Mentre Chiara si mise a tastare la propria tasca, alla ricerca del pacchetto di sigarette, comparve oltre la strada lo scuolabus per la scuola elementare.
"Eccolo!" Esclamò Lili, iniziando a tirarla per il braccio perché la sorella l'accompagnasse proprio davanti all'apertura delle porte. Quando fu ormai seduta sull'autobus, vicino al finestrino, Chiara la salutò con la mano e la guardò allontanarsi oltre la strada, mentre il vento le scompiglio leggermente i riccioli scuri.
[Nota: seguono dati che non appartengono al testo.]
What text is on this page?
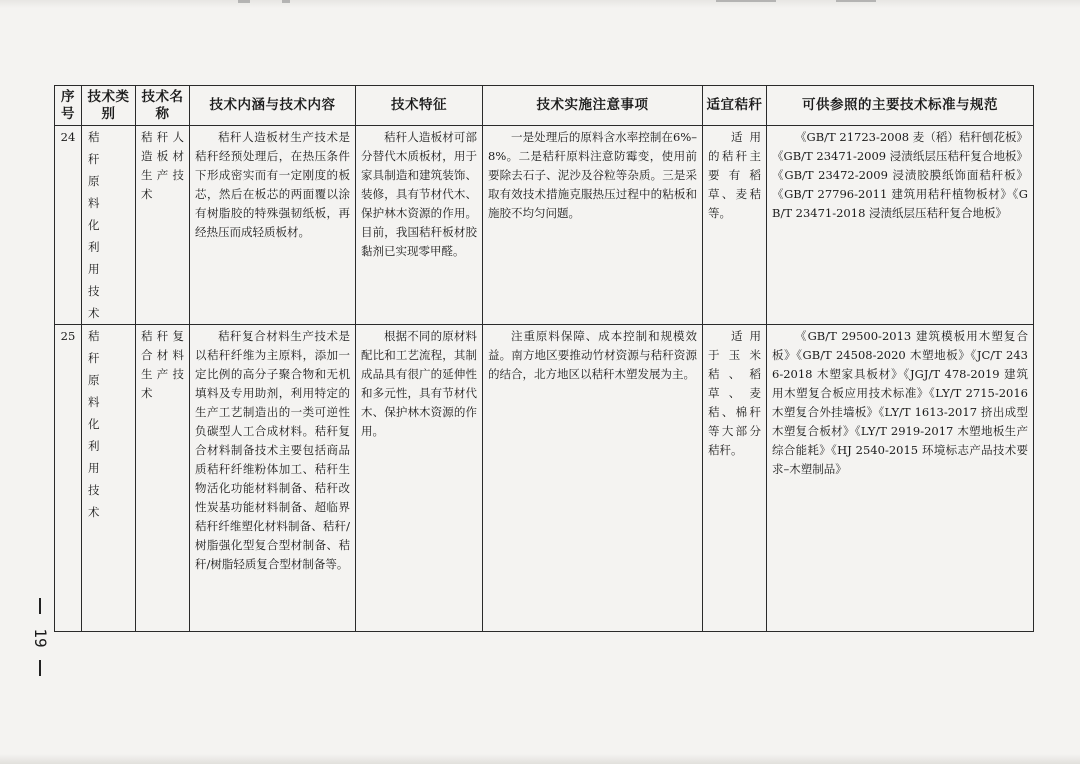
序号	技术类别	技术名称	技术内涵与技术内容	技术特征	技术实施注意事项	适宜秸秆	可供参照的主要技术标准与规范

24	秸秆原料化利用技术	秸秆人造板材生产技术	秸秆人造板材生产技术是秸秆经预处理后，在热压条件下形成密实而有一定刚度的板芯，然后在板芯的两面覆以涂有树脂胶的特殊强韧纸板，再经热压而成轻质板材。	秸秆人造板材可部分替代木质板材，用于家具制造和建筑装饰、装修，具有节材代木、保护林木资源的作用。目前，我国秸秆板材胶黏剂已实现零甲醛。	一是处理后的原料含水率控制在6%–8%。二是秸秆原料注意防霉变，使用前要除去石子、泥沙及谷粒等杂质。三是采取有效技术措施克服热压过程中的粘板和施胶不均匀问题。	适用的秸秆主要有稻草、麦秸等。	《GB/T 21723-2008 麦（稻）秸秆刨花板》《GB/T 23471-2009 浸渍纸层压秸秆复合地板》《GB/T 23472-2009 浸渍胶膜纸饰面秸秆板》《GB/T 27796-2011 建筑用秸秆植物板材》《GB/T 23471-2018 浸渍纸层压秸秆复合地板》

25	秸秆原料化利用技术	秸秆复合材料生产技术	秸秆复合材料生产技术是以秸秆纤维为主原料，添加一定比例的高分子聚合物和无机填料及专用助剂，利用特定的生产工艺制造出的一类可逆性负碳型人工合成材料。秸秆复合材料制备技术主要包括商品质秸秆纤维粉体加工、秸秆生物活化功能材料制备、秸秆改性炭基功能材料制备、超临界秸秆纤维塑化材料制备、秸秆/树脂强化型复合型材制备、秸秆/树脂轻质复合型材制备等。	根据不同的原材料配比和工艺流程，其制成品具有很广的延伸性和多元性，具有节材代木、保护林木资源的作用。	注重原料保障、成本控制和规模效益。南方地区要推动竹材资源与秸秆资源的结合，北方地区以秸秆木塑发展为主。	适用于玉米秸、稻草、麦秸、棉秆等大部分秸秆。	《GB/T 29500-2013 建筑模板用木塑复合板》《GB/T 24508-2020 木塑地板》《JC/T 2436-2018 木塑家具板材》《JGJ/T 478-2019 建筑用木塑复合板应用技术标准》《LY/T 2715-2016 木塑复合外挂墙板》《LY/T 1613-2017 挤出成型木塑复合板材》《LY/T 2919-2017 木塑地板生产综合能耗》《HJ 2540-2015 环境标志产品技术要求–木塑制品》
19
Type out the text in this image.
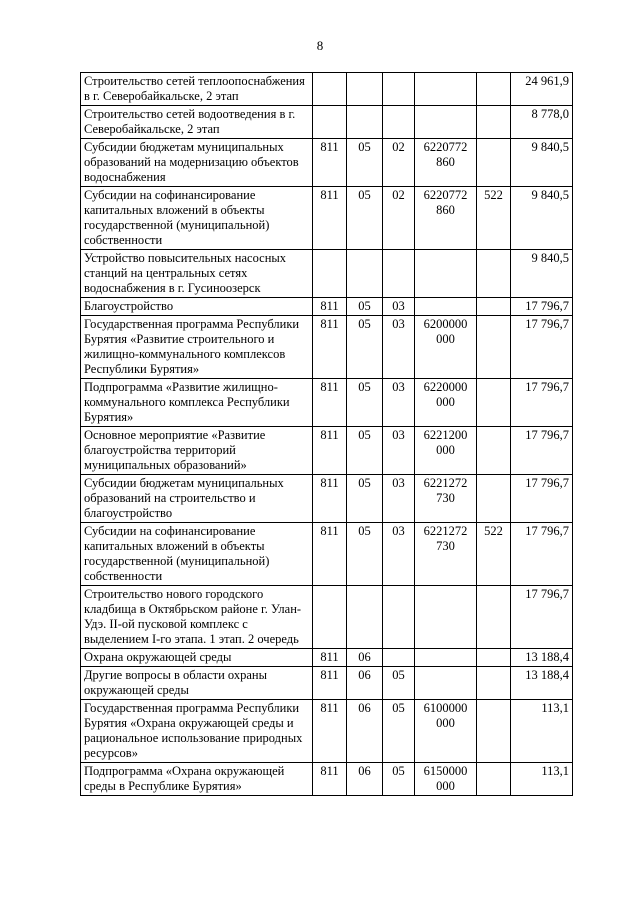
8
Строительство сетей теплоопоснабжения в г. Северобайкальске, 2 этап						24 961,9
Строительство сетей водоотведения в г. Северобайкальске, 2 этап						8 778,0
Субсидии бюджетам муниципальных образований на модернизацию объектов водоснабжения	811	05	02	6220772 860		9 840,5
Субсидии на софинансирование капитальных вложений в объекты государственной (муниципальной) собственности	811	05	02	6220772 860	522	9 840,5
Устройство повысительных насосных станций на центральных сетях водоснабжения в г. Гусиноозерск						9 840,5
Благоустройство	811	05	03			17 796,7
Государственная программа Республики Бурятия «Развитие строительного и жилищно-коммунального комплексов Республики Бурятия»	811	05	03	6200000 000		17 796,7
Подпрограмма «Развитие жилищно-коммунального комплекса Республики Бурятия»	811	05	03	6220000 000		17 796,7
Основное мероприятие «Развитие благоустройства территорий муниципальных образований»	811	05	03	6221200 000		17 796,7
Субсидии бюджетам муниципальных образований на строительство и благоустройство	811	05	03	6221272 730		17 796,7
Субсидии на софинансирование капитальных вложений в объекты государственной (муниципальной) собственности	811	05	03	6221272 730	522	17 796,7
Строительство нового городского кладбища в Октябрьском районе г. Улан-Удэ. II-ой пусковой комплекс с выделением I-го этапа. 1 этап. 2 очередь						17 796,7
Охрана окружающей среды	811	06				13 188,4
Другие вопросы в области охраны окружающей среды	811	06	05			13 188,4
Государственная программа Республики Бурятия «Охрана окружающей среды и рациональное использование природных ресурсов»	811	06	05	6100000 000		113,1
Подпрограмма «Охрана окружающей среды в Республике Бурятия»	811	06	05	6150000 000		113,1
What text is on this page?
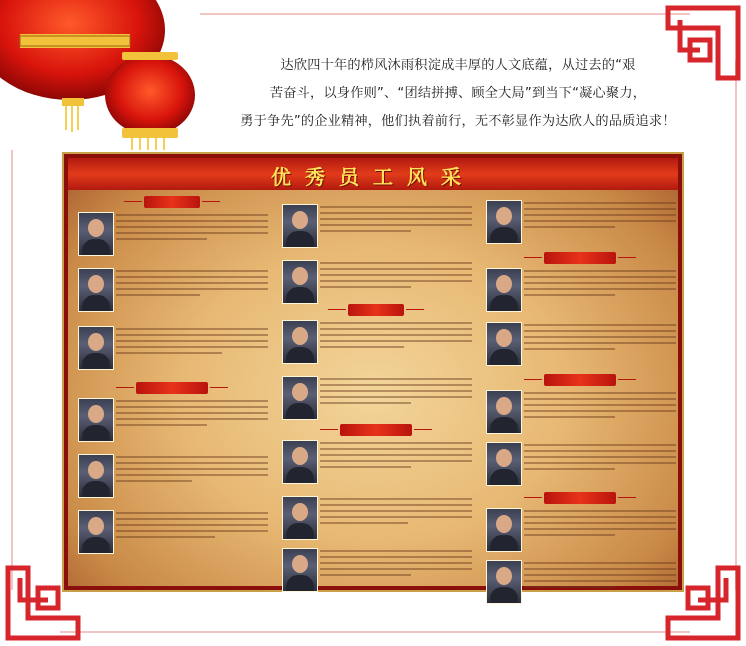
达欣四十年的栉风沐雨积淀成丰厚的人文底蕴，从过去的“艰

苦奋斗，以身作则”、“团结拼搏、顾全大局”到当下“凝心聚力，

勇于争先”的企业精神，他们执着前行，无不彰显作为达欣人的品质追求！

优秀员工风采
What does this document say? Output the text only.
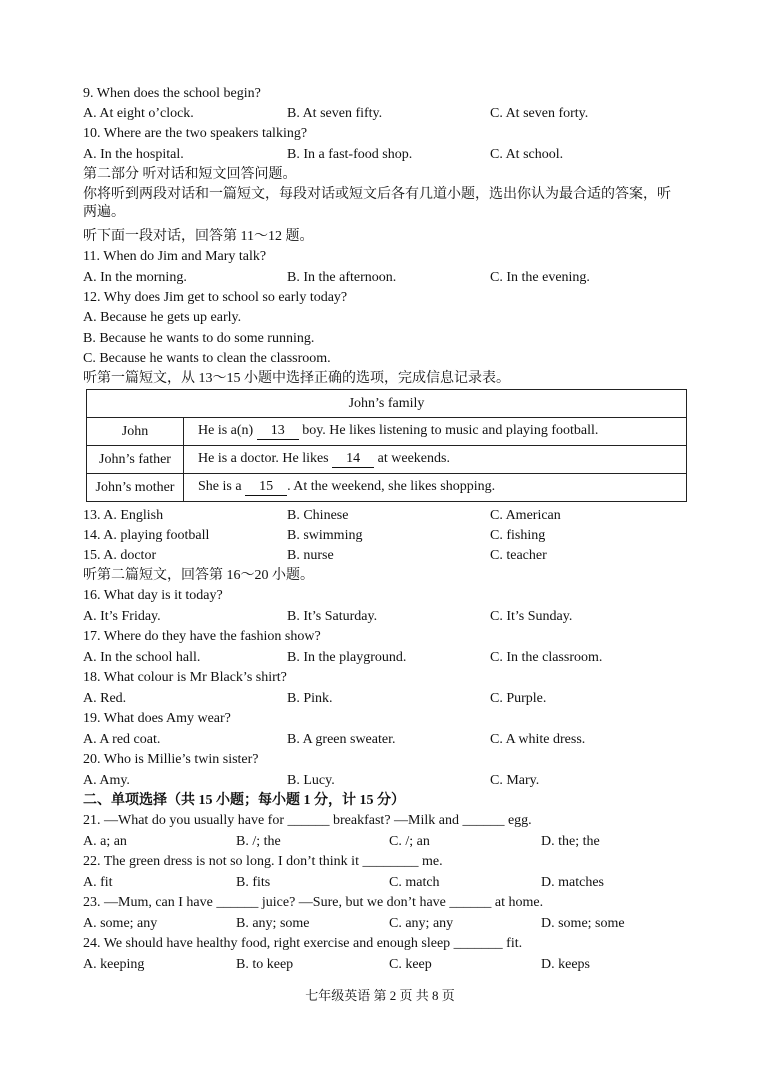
9. When does the school begin?
A. At eight o’clock.	B. At seven fifty.	C. At seven forty.
10. Where are the two speakers talking?
A. In the hospital.	B. In a fast-food shop.	C. At school.
第二部分 听对话和短文回答问题。
你将听到两段对话和一篇短文，每段对话或短文后各有几道小题，选出你认为最合适的答案，听两遍。
听下面一段对话，回答第 11～12 题。
11. When do Jim and Mary talk?
A. In the morning.	B. In the afternoon.	C. In the evening.
12. Why does Jim get to school so early today?
A. Because he gets up early.
B. Because he wants to do some running.
C. Because he wants to clean the classroom.
听第一篇短文，从 13～15 小题中选择正确的选项，完成信息记录表。
John’s family	
John	He is a(n) 13 boy. He likes listening to music and playing football.
John’s father	He is a doctor. He likes 14 at weekends.
John’s mother	She is a 15 . At the weekend, she likes shopping.
13. A. English	B. Chinese	C. American
14. A. playing football	B. swimming	C. fishing
15. A. doctor	B. nurse	C. teacher
听第二篇短文，回答第 16～20 小题。
16. What day is it today?
A. It’s Friday.	B. It’s Saturday.	C. It’s Sunday.
17. Where do they have the fashion show?
A. In the school hall.	B. In the playground.	C. In the classroom.
18. What colour is Mr Black’s shirt?
A. Red.	B. Pink.	C. Purple.
19. What does Amy wear?
A. A red coat.	B. A green sweater.	C. A white dress.
20. Who is Millie’s twin sister?
A. Amy.	B. Lucy.	C. Mary.
二、单项选择（共 15 小题；每小题 1 分，计 15 分）
21. —What do you usually have for ______ breakfast? —Milk and ______ egg.
A. a; an	B. /; the	C. /; an	D. the; the
22. The green dress is not so long. I don’t think it ________ me.
A. fit	B. fits	C. match	D. matches
23. —Mum, can I have ______ juice? —Sure, but we don’t have ______ at home.
A. some; any	B. any; some	C. any; any	D. some; some
24. We should have healthy food, right exercise and enough sleep _______ fit.
A. keeping	B. to keep	C. keep	D. keeps
七年级英语 第 2 页 共 8 页
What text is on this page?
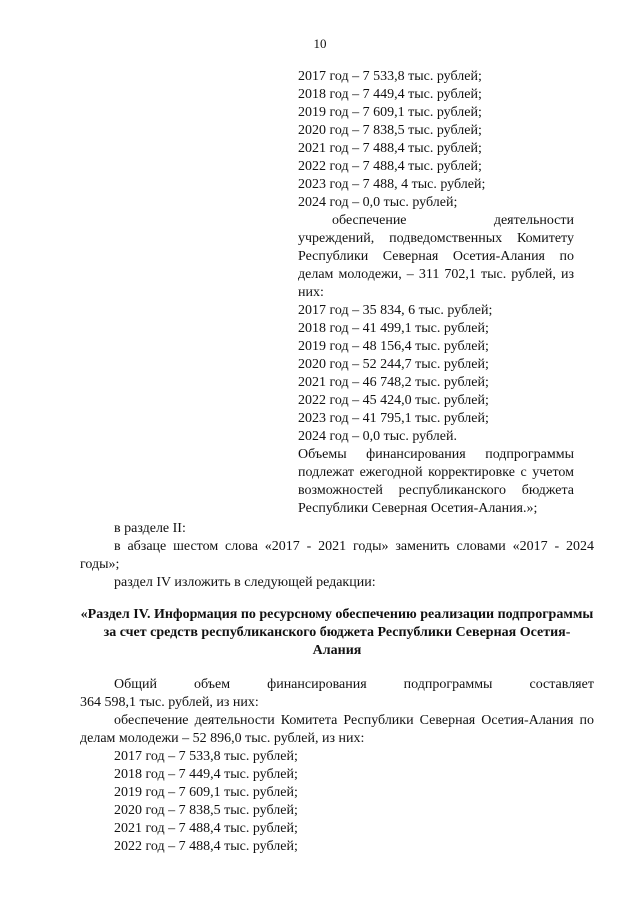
10
2017 год – 7 533,8 тыс. рублей;
2018 год – 7 449,4 тыс. рублей;
2019 год – 7 609,1 тыс. рублей;
2020 год – 7 838,5 тыс. рублей;
2021 год – 7 488,4 тыс. рублей;
2022 год – 7 488,4 тыс. рублей;
2023 год – 7 488, 4 тыс. рублей;
2024 год – 0,0 тыс. рублей;
обеспечение	деятельности
учреждений, подведомственных Комитету Республики Северная Осетия-Алания по делам молодежи, – 311 702,1 тыс. рублей, из них:
2017 год – 35 834, 6 тыс. рублей;
2018 год – 41 499,1 тыс. рублей;
2019 год – 48 156,4 тыс. рублей;
2020 год – 52 244,7 тыс. рублей;
2021 год – 46 748,2 тыс. рублей;
2022 год – 45 424,0 тыс. рублей;
2023 год – 41 795,1 тыс. рублей;
2024 год – 0,0 тыс. рублей.
Объемы финансирования подпрограммы подлежат ежегодной корректировке с учетом возможностей республиканского бюджета Республики Северная Осетия-Алания.»;
в разделе II:
в абзаце шестом слова «2017 - 2021 годы» заменить словами «2017 - 2024 годы»;
раздел IV изложить в следующей редакции:
«Раздел IV. Информация по ресурсному обеспечению реализации подпрограммы за счет средств республиканского бюджета Республики Северная Осетия-Алания
Общий	объем	финансирования	подпрограммы	составляет
364 598,1 тыс. рублей, из них:
обеспечение деятельности Комитета Республики Северная Осетия-Алания по делам молодежи – 52 896,0 тыс. рублей, из них:
2017 год – 7 533,8 тыс. рублей;
2018 год – 7 449,4 тыс. рублей;
2019 год – 7 609,1 тыс. рублей;
2020 год – 7 838,5 тыс. рублей;
2021 год – 7 488,4 тыс. рублей;
2022 год – 7 488,4 тыс. рублей;
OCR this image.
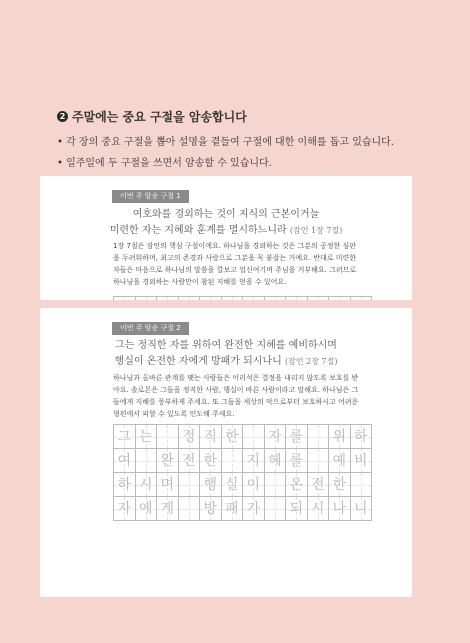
2 주말에는 중요 구절을 암송합니다
• 각 장의 중요 구절을 뽑아 설명을 곁들여 구절에 대한 이해를 돕고 있습니다.
• 일주일에 두 구절을 쓰면서 암송할 수 있습니다.
이번 주 암송 구절 1
여호와를 경외하는 것이 지식의 근본이거늘
미련한 자는 지혜와 훈계를 멸시하느니라 (잠언 1장 7절)
1장 7절은 잠언의 핵심 구절이에요. 하나님을 경외하는 것은 그분의 공정한 심판을 두려워하며, 최고의 존경과 사랑으로 그분을 꼭 붙잡는 거예요. 반대로 미련한 자들은 마음으로 하나님의 말씀을 깔보고 업신여기며 주님을 거부해요. 그러므로 하나님을 경외하는 사람만이 참된 지혜를 얻을 수 있어요.
이번 주 암송 구절 2
그는 정직한 자를 위하여 완전한 지혜를 예비하시며
행실이 온전한 자에게 방패가 되시나니 (잠언 2장 7절)
하나님과 올바른 관계를 맺는 사람들은 어리석은 결정을 내리지 않도록 보호를 받아요. 솔로몬은 그들을 정직한 사람, 행실이 바른 사람이라고 말해요. 하나님은 그들에게 지혜를 풍부하게 주세요. 또 그들을 세상의 악으로부터 보호하시고 어려운 형편에서 피할 수 있도록 인도해 주세요.
그 는	정 직 한	자 를	위 하
여	완 전 한	지 혜 를	예 비
하 시 며	행 실 이	온 전 한
자 에 게	방 패 가	되 시 나 니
Aspettò qualche minuto, immobile sul marciapiede, per decidere il da farsi: forse sarebbe stato meglio evitare di presentarsi a scuola e aspettare una manciata di amici a cui avrebbe la brutta notizia. Magari qualcuno sarebbe pure venuto a salutarla mentre montava su quel furgone che l'avrebbe portata via.
Chiara prese tra le mani il cellulare, iniziando a camminare, immersa in quei pensieri: non c'era nessuna chiamata persa, tantomeno nessun messaggio. Nessuno l'aveva cercata, non che fosse una novità, ma in quel mentre ebbe paura.
Iniziò a realizzare che, se non avesse messo piede a scuola, a dirle addio non ci sarebbe venuto nessuno.
Nemmeno Luca.

È buffo che, nel momento in cui viene portato via, l'unico posto che mai avresti detto che ti sarebbe mancato diventa l'unico in cui vuoi continuare a stare.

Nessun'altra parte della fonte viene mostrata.